Angkor Wat?

Als wir in Kambodscha ankamen, war ich zunächst etwas überrascht, dass es doch recht anders aussieht als Vietnam. 90 Prozent der Bevölkerung sind Buddhisten und es scheint so, als würde an jeder Ecke eine Pagode stehen. Die schönen, recht neuen Gebäude haben aufwendige Formen und sind teilweise mit Gold verziert. Zudem stehen fast alle Häuser auf Stelzen, um vor Überschwemmungen durch den Fluss Tonle Sap geschützt zu sein. Dieser ändert zwei Mal im Jahr seine Fließrichtung. Im Juni fließt er gen Norden und füllt den gleichnamigen See, der während dieser Zeit 12 Meter an Tiefe gewinnt. Im September fließt er in Richtung Phnom Penh und mündet dort im Mekong.

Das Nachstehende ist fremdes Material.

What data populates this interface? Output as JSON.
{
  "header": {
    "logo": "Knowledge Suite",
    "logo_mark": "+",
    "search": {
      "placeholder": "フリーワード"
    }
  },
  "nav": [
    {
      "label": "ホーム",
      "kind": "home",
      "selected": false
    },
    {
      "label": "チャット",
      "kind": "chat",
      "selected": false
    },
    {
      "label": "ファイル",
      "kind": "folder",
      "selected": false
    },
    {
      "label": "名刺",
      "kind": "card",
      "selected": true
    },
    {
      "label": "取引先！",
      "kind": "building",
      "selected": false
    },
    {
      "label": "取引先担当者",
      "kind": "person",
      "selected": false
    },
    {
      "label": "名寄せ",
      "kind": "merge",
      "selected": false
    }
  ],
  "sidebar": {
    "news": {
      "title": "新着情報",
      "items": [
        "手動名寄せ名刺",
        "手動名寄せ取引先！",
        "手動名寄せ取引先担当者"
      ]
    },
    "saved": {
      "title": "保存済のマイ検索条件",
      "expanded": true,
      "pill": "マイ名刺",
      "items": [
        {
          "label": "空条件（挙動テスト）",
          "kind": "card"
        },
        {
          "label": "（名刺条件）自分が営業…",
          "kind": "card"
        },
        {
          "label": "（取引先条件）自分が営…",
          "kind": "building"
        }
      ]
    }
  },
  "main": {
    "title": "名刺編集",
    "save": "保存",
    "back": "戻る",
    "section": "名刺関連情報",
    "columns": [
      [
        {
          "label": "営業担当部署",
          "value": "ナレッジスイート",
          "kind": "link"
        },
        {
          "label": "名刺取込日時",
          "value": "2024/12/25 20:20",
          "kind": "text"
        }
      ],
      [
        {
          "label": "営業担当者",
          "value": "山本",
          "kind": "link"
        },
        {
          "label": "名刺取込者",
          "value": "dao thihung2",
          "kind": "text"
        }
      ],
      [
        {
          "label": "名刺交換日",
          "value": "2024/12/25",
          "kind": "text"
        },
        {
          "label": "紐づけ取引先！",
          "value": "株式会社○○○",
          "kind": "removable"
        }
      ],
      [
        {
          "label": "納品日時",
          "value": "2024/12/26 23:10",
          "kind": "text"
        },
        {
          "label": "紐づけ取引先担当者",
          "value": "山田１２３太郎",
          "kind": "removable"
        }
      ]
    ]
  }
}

Allee Wasserbüffel Haus auf Stelzen

Wir blieben nur eine Nacht in Phnom Penh, um am nächsten Tag weiter nach Siem Reap zu fahren. Phnom Penh ist die Hauptstadt Kambodschas und sie kam uns sehr westlich vor. Die Restaurants und Coffeeshops erinnern nicht nur durch die Auswahl und das Ambiente, sondern auch wegen der Preise an London oder Berlin. Die Hauptattraktion in Siem Reap sind die nahe gelegenen Tempelanlagen von Angkor. Hier befinden sich viele alte Tempel, die zwischen dem 8. und 12. Jahrhundert gebaut wurden, darunter das weltweit größte religiöse Gebäude und Wahrzeichen Kambodschas Angkor Wat.

Angkor Wat beim Sonnenaufgang

Angkor war damals Zentrum des Khmer-Königreiches Kambuja und es wird angenommen, dass zu dieser Zeit bis zu einer Million Menschen auf dieser Fläche lebten. Diese Zahl klingt etwas eindrucksvoller, wenn sie mit der Einwohnerzahl Londons zu dieser Zeit verglichen wird - im 8. Jahrhundert gerade einmal 5.000 und im 12. Jahrhundert etwa 40.000 Menschen. Gebäude aus Stein waren Göttern und Königen vorbehalten, weshalb nur diese heute noch existieren, während Wohnhäuser, die aus Holz gebaut wurden, der Witterung zum Opfer gefallen sind. Jeder Tempel ist schon für sich gesehen sehr beeindruckend. Besonders gefallen haben uns die Gebäude, die vom Dschungel verschlungen werden. Ein Beispiel hierfür ist der Ta Prohm, der “Tomb Raider Tempel”, der im gleichnamigen Film zu sehen ist.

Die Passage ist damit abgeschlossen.